2 thoughts on “More on privacy, the workplace & social network software

  1. Every time a new technology or paradigm appears, you create aficionados. Add a bit of marketing (viral preferred), and you transform those aficionados into evangelists. Add a bit of spin, and you have a hype. Wait a little bit for any drawback, and here come the doomsayers.

    Doctorow has a perfect analysis of a problem though: by “friending” everyone, it becomes more difficult to differentiate between who’s a real friend and who is actually an acquaintance, or even worse a colleague (and as discussed some are creepy).
    In the real life you don’t behave the same with your friends than with your colleagues or with your boss. However on Facebook, all your relations are considered as friends.

    This is a problem that has already been identified (I can’t find back the articles), and Doctorow rightly points to the newly-created Boyd’s Law:

    Adding more users to a social network increases the probability that it will put you in an awkward social circumstance.

    Clearly identifying a problem, though, does not necessarily results in the right conclusion.

    Problem: I cannot differentiate between my real friends, my colleagues, my boss, my church members, my cooking lessons colleagues, …

    Wrong Conclusion: Doom is upon us. Social networks will die

    Right Conclusion (IMHO): Social Networks will evolve and allow us to categorize the relationships we have and to behave differently depending on the categories.

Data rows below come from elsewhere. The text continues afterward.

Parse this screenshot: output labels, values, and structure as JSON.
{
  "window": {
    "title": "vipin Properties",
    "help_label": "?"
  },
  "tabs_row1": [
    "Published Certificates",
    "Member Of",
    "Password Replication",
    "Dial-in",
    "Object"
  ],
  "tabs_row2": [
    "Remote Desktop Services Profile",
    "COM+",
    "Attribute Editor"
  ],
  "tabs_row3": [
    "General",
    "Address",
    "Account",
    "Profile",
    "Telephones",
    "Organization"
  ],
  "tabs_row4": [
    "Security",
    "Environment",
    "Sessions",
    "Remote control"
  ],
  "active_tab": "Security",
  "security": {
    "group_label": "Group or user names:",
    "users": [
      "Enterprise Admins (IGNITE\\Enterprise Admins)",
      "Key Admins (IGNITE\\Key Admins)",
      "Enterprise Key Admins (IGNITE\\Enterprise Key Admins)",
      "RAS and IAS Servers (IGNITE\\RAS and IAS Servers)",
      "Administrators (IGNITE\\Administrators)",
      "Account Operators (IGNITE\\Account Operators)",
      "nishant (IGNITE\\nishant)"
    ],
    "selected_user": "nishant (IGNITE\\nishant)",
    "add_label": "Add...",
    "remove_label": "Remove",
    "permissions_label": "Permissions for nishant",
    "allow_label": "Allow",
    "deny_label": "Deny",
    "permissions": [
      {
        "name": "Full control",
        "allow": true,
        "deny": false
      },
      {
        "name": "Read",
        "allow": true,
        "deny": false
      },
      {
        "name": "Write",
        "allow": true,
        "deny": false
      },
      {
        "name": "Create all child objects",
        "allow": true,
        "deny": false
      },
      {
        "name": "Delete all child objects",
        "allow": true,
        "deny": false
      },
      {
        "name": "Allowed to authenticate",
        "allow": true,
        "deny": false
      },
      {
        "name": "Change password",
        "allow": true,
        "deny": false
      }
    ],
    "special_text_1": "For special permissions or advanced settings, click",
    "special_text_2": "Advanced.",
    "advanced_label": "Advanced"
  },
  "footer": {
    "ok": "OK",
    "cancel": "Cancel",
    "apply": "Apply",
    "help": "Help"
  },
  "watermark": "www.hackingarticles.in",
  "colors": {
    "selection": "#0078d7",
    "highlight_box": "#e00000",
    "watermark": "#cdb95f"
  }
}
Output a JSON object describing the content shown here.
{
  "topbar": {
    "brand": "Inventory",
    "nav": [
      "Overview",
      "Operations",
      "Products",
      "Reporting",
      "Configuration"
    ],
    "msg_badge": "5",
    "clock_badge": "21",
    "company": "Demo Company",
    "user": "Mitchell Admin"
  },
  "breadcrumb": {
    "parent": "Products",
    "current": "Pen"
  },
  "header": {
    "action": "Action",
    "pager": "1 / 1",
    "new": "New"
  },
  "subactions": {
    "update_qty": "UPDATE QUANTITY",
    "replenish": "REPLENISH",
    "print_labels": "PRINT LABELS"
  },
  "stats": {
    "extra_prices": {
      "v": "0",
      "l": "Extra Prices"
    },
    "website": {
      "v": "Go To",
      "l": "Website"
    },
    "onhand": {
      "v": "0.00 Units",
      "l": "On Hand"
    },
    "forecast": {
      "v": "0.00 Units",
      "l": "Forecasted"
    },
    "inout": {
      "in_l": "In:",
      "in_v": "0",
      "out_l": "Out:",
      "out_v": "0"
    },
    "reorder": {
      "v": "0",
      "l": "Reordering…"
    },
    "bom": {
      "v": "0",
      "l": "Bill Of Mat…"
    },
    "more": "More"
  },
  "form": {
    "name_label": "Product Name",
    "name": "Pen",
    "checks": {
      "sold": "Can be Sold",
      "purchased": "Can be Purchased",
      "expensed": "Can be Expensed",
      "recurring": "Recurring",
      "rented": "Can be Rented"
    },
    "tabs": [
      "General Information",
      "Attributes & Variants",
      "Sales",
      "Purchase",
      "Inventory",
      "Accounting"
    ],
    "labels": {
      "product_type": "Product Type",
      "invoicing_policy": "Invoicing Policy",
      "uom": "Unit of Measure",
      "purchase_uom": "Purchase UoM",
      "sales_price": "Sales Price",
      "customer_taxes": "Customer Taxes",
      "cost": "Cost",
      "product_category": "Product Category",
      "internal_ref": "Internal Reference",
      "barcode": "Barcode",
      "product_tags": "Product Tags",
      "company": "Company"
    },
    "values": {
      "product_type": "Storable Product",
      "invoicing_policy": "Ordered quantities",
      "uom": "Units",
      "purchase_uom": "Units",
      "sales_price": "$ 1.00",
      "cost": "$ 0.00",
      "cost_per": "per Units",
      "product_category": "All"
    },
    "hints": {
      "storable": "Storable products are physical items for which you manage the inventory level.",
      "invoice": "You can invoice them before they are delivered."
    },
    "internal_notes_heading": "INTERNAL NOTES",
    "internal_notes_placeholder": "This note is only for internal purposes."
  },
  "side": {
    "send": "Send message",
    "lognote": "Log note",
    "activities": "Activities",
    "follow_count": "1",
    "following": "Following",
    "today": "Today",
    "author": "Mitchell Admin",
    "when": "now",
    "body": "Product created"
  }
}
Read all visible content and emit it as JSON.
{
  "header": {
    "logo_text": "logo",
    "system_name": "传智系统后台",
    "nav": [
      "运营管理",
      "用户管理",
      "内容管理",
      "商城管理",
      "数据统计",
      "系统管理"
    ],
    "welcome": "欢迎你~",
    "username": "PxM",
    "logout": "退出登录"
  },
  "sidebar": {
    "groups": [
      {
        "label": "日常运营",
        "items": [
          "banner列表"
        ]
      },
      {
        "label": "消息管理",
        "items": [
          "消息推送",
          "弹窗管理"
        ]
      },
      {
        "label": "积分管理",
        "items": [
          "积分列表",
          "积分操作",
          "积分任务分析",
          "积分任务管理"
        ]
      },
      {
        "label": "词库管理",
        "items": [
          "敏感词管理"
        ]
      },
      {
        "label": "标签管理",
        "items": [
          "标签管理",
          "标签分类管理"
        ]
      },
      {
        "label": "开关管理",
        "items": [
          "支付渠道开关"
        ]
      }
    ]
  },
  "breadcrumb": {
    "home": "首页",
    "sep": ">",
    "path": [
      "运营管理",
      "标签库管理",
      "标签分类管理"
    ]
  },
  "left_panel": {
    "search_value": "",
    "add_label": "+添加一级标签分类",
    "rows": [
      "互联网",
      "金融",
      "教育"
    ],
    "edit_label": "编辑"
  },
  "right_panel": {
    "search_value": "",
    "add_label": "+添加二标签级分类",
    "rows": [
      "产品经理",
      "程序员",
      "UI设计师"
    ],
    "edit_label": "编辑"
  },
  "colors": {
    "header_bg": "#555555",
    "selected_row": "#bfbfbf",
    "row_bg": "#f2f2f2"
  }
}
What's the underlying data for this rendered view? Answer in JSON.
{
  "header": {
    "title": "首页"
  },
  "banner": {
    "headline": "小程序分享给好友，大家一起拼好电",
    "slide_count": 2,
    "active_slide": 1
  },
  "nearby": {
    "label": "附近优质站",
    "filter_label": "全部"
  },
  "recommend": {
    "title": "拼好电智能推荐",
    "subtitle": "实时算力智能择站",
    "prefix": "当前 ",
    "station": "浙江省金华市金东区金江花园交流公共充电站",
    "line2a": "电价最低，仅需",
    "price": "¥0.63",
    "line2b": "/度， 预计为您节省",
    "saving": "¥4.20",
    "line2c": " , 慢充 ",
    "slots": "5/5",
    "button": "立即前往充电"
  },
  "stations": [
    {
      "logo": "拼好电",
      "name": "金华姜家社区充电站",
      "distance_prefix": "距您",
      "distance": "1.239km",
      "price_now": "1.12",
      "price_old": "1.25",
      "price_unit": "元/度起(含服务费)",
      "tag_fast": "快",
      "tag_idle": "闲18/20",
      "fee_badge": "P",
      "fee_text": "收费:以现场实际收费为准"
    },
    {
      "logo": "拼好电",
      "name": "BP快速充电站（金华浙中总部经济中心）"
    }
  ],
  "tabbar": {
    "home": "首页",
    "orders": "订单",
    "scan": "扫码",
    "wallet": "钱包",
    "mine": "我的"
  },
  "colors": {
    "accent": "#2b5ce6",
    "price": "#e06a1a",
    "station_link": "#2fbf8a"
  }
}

    For instance, when posting a picture, I could decide that this is for everyone. If I am drunk on the picture (hypothetical case: boss, this NEVER happens to me), I can decide to have it available ONLY for my drinking buddies, etc..

    Another solution might reside in OpenSocial (future will tell). This is the scenario of your personal uber-network, that is a combination of all your networks.

    For instance:

    * You have a network on LinkedIn with all your business acquaintances
    * You have a network on Facebook with all your real friends
    * You have a network of employees on the corporate social network (e.g. SelectMind)
    * You have several networks on Ning for various communities you belong to
    * and…
    * You have your uber-network that allows you to have a picture of all your other networks, and also allows you to post things centrally and decide what network(s) to spread on.

    Anyhow, social networks on the web are still in their infancy and will grow up as we are getting used to them.

  2. Romuald social networks software/services (SNS) are in their infancy and will need to grow to be fully accepted. I think we are all in agreement we need some way of controlling the privacy aspect, otherwise SNS in their current very open form will die. One of the reasons social networks 1.0 were elitist (from your post http://collabatwork.com/?p=87) is it allowed the network to control who had access so their privacy was not subverted.

    While Facebook is being bashed around for their lack of privacy, in actual fact they have provided their users with the ability to control who sees what, the problem is it is complicated given all the different applications that allow you to set privacy options.

    Until we are able to have this control within SNS there are continually going to be people within organisation who end up losing out. Either through sackings, discrimination or bullying.